Complexity of fermionic states

TL;DR

This paper introduces a measure of the complexity of fermionic states based on Fock space entropy, revealing a hierarchy of state complexities and fundamental limits on information encoding in many-fermion systems.

Contribution

It defines a new complexity measure for fermionic states, establishes universal bounds, and uncovers a model-independent hierarchy of state complexities through numerical studies.

Findings

Ground states are exponentially less complex than excited states.

Complexity scales with system size according to a finite-size hypothesis.

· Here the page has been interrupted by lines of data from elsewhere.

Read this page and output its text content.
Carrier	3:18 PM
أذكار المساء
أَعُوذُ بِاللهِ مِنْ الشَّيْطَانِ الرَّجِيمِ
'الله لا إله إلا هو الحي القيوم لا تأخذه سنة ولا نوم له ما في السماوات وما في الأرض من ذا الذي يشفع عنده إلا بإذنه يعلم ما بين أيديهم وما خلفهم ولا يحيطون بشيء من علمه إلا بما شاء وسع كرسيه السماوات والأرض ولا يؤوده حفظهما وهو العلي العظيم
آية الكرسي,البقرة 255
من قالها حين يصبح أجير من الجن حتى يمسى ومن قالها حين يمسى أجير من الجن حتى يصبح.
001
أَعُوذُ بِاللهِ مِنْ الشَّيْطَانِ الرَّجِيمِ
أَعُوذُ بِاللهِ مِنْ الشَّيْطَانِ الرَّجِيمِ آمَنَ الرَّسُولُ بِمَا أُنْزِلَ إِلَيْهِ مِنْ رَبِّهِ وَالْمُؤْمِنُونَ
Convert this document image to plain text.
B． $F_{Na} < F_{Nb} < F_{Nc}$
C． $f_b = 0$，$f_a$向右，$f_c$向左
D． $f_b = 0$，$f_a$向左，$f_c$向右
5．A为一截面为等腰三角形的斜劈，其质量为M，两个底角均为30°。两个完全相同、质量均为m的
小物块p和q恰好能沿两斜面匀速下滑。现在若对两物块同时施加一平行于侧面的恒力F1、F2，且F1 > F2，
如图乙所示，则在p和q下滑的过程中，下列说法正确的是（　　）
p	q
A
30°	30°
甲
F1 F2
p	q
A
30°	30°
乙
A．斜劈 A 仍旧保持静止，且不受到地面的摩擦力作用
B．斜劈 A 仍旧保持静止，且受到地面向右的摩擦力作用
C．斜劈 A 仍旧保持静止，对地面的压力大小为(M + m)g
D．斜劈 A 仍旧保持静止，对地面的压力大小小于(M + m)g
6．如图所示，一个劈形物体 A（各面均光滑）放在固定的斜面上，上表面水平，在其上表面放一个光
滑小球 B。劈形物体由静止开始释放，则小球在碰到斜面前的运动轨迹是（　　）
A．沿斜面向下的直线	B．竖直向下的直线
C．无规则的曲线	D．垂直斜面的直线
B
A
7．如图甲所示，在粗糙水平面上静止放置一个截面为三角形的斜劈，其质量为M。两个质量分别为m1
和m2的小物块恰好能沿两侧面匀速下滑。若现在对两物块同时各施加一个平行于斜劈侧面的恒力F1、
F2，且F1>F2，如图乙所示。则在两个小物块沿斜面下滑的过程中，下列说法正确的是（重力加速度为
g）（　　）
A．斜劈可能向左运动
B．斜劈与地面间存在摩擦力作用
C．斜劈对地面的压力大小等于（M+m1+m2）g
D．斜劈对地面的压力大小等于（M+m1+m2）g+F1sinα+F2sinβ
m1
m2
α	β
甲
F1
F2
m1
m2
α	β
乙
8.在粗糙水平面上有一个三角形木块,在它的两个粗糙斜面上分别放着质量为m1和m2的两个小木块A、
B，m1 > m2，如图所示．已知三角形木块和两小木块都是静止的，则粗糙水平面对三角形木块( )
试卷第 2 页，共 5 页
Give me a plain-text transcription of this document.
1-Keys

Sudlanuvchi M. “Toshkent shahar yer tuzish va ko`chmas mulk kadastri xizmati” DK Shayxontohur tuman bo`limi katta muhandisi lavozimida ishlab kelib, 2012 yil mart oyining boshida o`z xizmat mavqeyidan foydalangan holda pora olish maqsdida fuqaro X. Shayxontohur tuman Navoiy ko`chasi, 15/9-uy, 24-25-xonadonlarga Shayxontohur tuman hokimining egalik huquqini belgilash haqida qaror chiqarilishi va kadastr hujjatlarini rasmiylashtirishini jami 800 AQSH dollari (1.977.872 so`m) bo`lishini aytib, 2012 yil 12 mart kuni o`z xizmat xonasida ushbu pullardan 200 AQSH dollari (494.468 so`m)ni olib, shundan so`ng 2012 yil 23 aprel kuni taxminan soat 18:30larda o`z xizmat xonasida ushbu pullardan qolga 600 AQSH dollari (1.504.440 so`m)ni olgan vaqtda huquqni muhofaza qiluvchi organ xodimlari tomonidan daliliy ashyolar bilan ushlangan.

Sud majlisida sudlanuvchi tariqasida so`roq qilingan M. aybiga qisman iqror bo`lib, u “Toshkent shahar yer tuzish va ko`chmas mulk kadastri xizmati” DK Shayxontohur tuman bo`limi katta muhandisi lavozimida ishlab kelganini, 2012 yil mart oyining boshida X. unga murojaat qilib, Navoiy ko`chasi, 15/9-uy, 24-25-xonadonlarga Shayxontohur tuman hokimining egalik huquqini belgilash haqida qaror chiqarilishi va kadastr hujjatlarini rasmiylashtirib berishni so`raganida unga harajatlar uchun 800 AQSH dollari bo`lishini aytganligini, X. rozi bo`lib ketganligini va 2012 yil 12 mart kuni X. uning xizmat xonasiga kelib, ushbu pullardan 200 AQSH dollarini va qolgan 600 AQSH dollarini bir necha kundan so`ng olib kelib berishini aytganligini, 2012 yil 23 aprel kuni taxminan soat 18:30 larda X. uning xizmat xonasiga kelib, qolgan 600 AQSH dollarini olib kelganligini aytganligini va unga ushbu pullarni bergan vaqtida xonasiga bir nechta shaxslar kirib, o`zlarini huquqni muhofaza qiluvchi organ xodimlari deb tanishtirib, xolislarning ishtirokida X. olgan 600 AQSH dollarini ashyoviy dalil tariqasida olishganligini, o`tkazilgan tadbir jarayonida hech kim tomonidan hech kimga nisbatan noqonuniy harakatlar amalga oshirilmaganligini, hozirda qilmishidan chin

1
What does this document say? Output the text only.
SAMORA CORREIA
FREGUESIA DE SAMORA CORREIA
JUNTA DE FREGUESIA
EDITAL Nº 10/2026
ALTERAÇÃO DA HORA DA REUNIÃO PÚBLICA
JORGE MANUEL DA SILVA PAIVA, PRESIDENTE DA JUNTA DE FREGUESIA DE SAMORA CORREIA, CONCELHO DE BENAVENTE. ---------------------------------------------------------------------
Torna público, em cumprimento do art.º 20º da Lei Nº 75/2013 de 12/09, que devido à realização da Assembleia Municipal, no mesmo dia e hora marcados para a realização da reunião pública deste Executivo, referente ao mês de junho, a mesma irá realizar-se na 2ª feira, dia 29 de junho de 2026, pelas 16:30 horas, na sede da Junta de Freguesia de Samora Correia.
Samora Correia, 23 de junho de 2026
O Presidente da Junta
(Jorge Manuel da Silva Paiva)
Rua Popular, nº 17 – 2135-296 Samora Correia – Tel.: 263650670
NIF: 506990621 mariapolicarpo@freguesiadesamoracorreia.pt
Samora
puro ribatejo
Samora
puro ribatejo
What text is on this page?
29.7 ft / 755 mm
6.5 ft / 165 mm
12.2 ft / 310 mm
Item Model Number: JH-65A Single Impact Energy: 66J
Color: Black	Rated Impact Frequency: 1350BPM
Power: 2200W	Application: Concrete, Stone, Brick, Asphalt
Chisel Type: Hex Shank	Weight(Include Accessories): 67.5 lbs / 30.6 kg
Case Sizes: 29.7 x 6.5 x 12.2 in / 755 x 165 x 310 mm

Fermionic states encode varying amounts of information depending on their complexity.

Abstract

How much information a fermionic state contains? To address this fundamental question, we define the complexity of a particle-conserving many-fermion state as the entropy of its Fock space probability distribution, minimized over all Fock representations. The complexity characterizes the minimum computational and physical resources required to represent the state and store the information obtained from it by measurements. Alternatively, the complexity can be regarded a Fock space entanglement measure describing the intrinsic many-particle entanglement in the state. We establish universal lower bound for the complexity in terms of the single-particle correlation matrix eigenvalues and formulate a finite-size complexity scaling hypothesis. Remarkably, numerical studies on interacting lattice models suggest a general model-independent complexity hierarchy: ground states are exponentially less complex than average excited states which, in turn, are exponentially less complex than generic states in the Fock space. Our work has fundamental implications on how much information is encoded in fermionic states.